• Mental health;
  • mental illness;
  • nicotine dependence;
  • psychiatry;
  • smoking;
  • tobacco dependence



Although smoking prevalence among people with severe mental illness is high, it remains largely unaddressed. This pragmatic pilot project aimed to develop and implement a tailored tobacco dependence service in mental health settings and to assess its impact, as well as barriers and facilitators to implementation.


An integrative service model, spanning acute, rehabilitation and community services, including the design of tailored instruments and referral pathways, delivered by two mental health professionals.

Setting and participants

Four adult acute and two rehabilitation wards (129 beds), and the community recovery team (2038 cases) of the United Kingdom's largest Mental Health Trust.

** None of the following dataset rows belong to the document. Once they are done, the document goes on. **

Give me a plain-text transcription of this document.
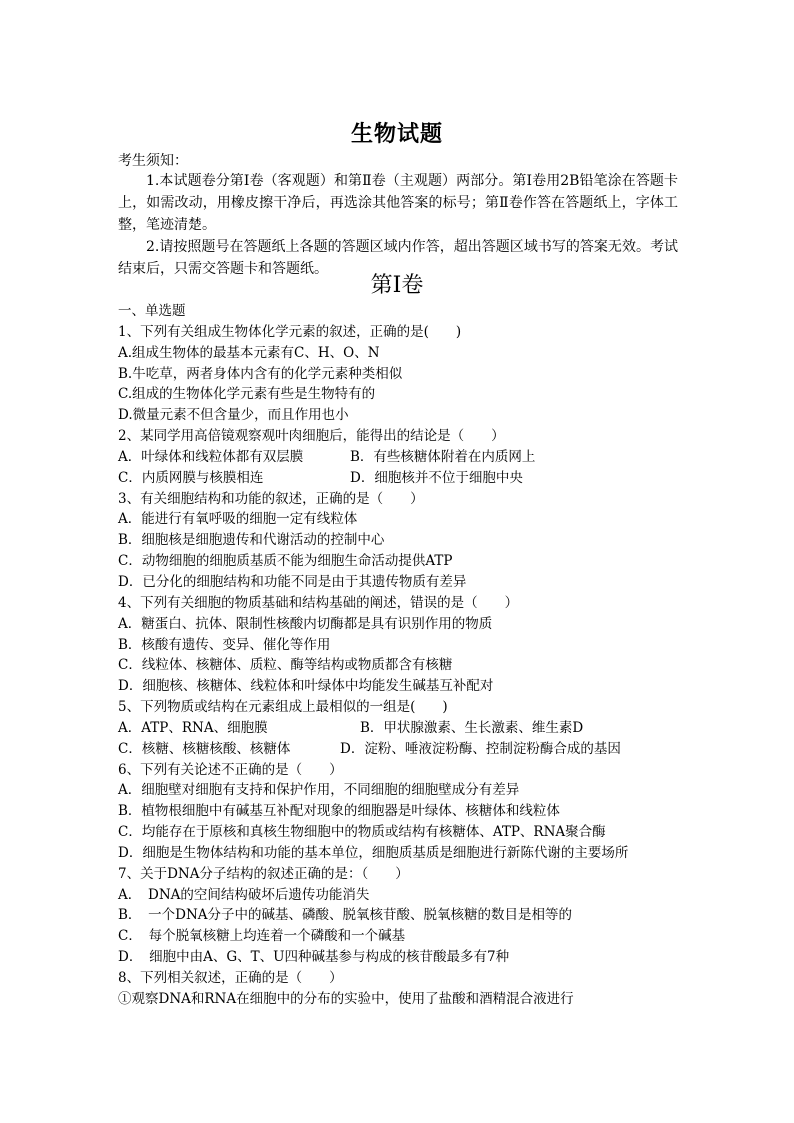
生物试题
考生须知：
1.本试题卷分第Ⅰ卷（客观题）和第Ⅱ卷（主观题）两部分。第Ⅰ卷用2B铅笔涂在答题卡上，如需改动，用橡皮擦干净后，再选涂其他答案的标号；第Ⅱ卷作答在答题纸上，字体工整，笔迹清楚。
2.请按照题号在答题纸上各题的答题区域内作答，超出答题区域书写的答案无效。考试结束后，只需交答题卡和答题纸。
第Ⅰ卷
一、单选题
1、下列有关组成生物体化学元素的叙述，正确的是(　　)
A.组成生物体的最基本元素有C、H、O、N
B.牛吃草，两者身体内含有的化学元素种类相似
C.组成的生物体化学元素有些是生物特有的
D.微量元素不但含量少，而且作用也小
2、某同学用高倍镜观察观叶肉细胞后，能得出的结论是（　　）
A．叶绿体和线粒体都有双层膜	B．有些核糖体附着在内质网上
C．内质网膜与核膜相连	D．细胞核并不位于细胞中央
3、有关细胞结构和功能的叙述，正确的是（　　）
A．能进行有氧呼吸的细胞一定有线粒体
B．细胞核是细胞遗传和代谢活动的控制中心
C．动物细胞的细胞质基质不能为细胞生命活动提供ATP
D．已分化的细胞结构和功能不同是由于其遗传物质有差异
4、下列有关细胞的物质基础和结构基础的阐述，错误的是（　　）
A．糖蛋白、抗体、限制性核酸内切酶都是具有识别作用的物质
B．核酸有遗传、变异、催化等作用
C．线粒体、核糖体、质粒、酶等结构或物质都含有核糖
D．细胞核、核糖体、线粒体和叶绿体中均能发生碱基互补配对
5、下列物质或结构在元素组成上最相似的一组是(　　)
A．ATP、RNA、细胞膜	B．甲状腺激素、生长激素、维生素D
C．核糖、核糖核酸、核糖体	D．淀粉、唾液淀粉酶、控制淀粉酶合成的基因
6、下列有关论述不正确的是（　　）
A．细胞壁对细胞有支持和保护作用，不同细胞的细胞壁成分有差异
B．植物根细胞中有碱基互补配对现象的细胞器是叶绿体、核糖体和线粒体
C．均能存在于原核和真核生物细胞中的物质或结构有核糖体、ATP、RNA聚合酶
D．细胞是生物体结构和功能的基本单位，细胞质基质是细胞进行新陈代谢的主要场所
7、关于DNA分子结构的叙述正确的是：（　　）
A．　DNA的空间结构破坏后遗传功能消失
B．　一个DNA分子中的碱基、磷酸、脱氧核苷酸、脱氧核糖的数目是相等的
C．　每个脱氧核糖上均连着一个磷酸和一个碱基
D．　细胞中由A、G、T、U四种碱基参与构成的核苷酸最多有7种
8、下列相关叙述，正确的是（　　）
①观察DNA和RNA在细胞中的分布的实验中，使用了盐酸和酒精混合液进行
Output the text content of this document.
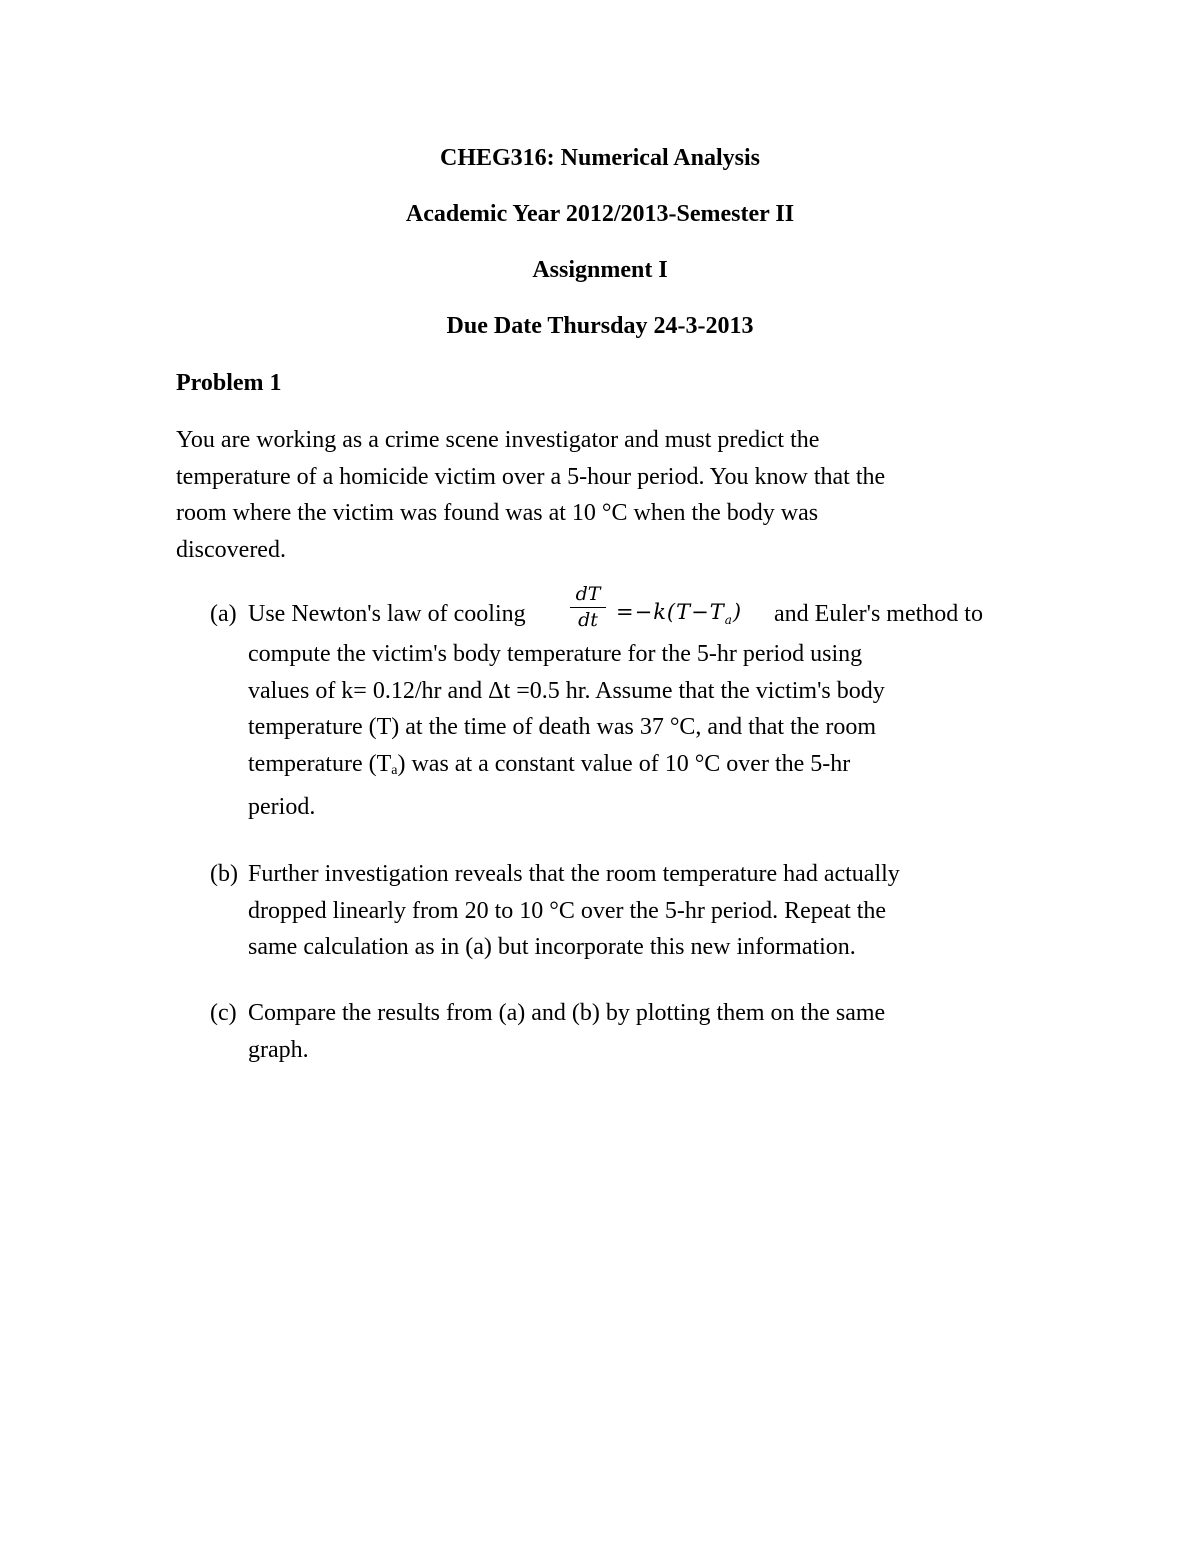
CHEG316: Numerical Analysis
Academic Year 2012/2013-Semester II
Assignment I
Due Date Thursday 24-3-2013
Problem 1
You are working as a crime scene investigator and must predict the
temperature of a homicide victim over a 5-hour period. You know that the
room where the victim was found was at 10 °C when the body was
discovered.
(a) Use Newton's law of cooling
dT
dt $=-k(T-T_a)$ and Euler's method to
compute the victim's body temperature for the 5-hr period using
values of k= 0.12/hr and Δt =0.5 hr. Assume that the victim's body
temperature (T) at the time of death was 37 °C, and that the room
temperature $(T_a)$ was at a constant value of 10 °C over the 5-hr
period.
(b) Further investigation reveals that the room temperature had actually
dropped linearly from 20 to 10 °C over the 5-hr period. Repeat the
same calculation as in (a) but incorporate this new information.
(c) Compare the results from (a) and (b) by plotting them on the same
graph.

Audit of smoking information in patient notes; service uptake; quit attempts; smoking cessation and reduction; qualitative data on implementation barriers/facilitators.


A total of 110 patients attended at least one support session: 53 inpatients (23% of inpatient smokers) and 57 community (of unknown number of community smokers, as recording of smoking status is not mandatory). Thirty-four of these (31%) made a quit attempt; 17 (15%) stopped smoking and 29 (26%) reduced cigarette consumption by up to 50% at the final contact. Barriers to service implementation related to: (i) trust policy, systems and procedures, (ii) staff knowledge and attitudes and (iii) illness-related factors.


Despite the strong anti-smoking climate in the United Kingdom, including a law requiring smoke-free policies in mental health settings, establishing a smoking cessation treatment service for people with mental illness proved difficult, due to complex systemic barriers. However, there is clearly a demand, by patients, for such a service.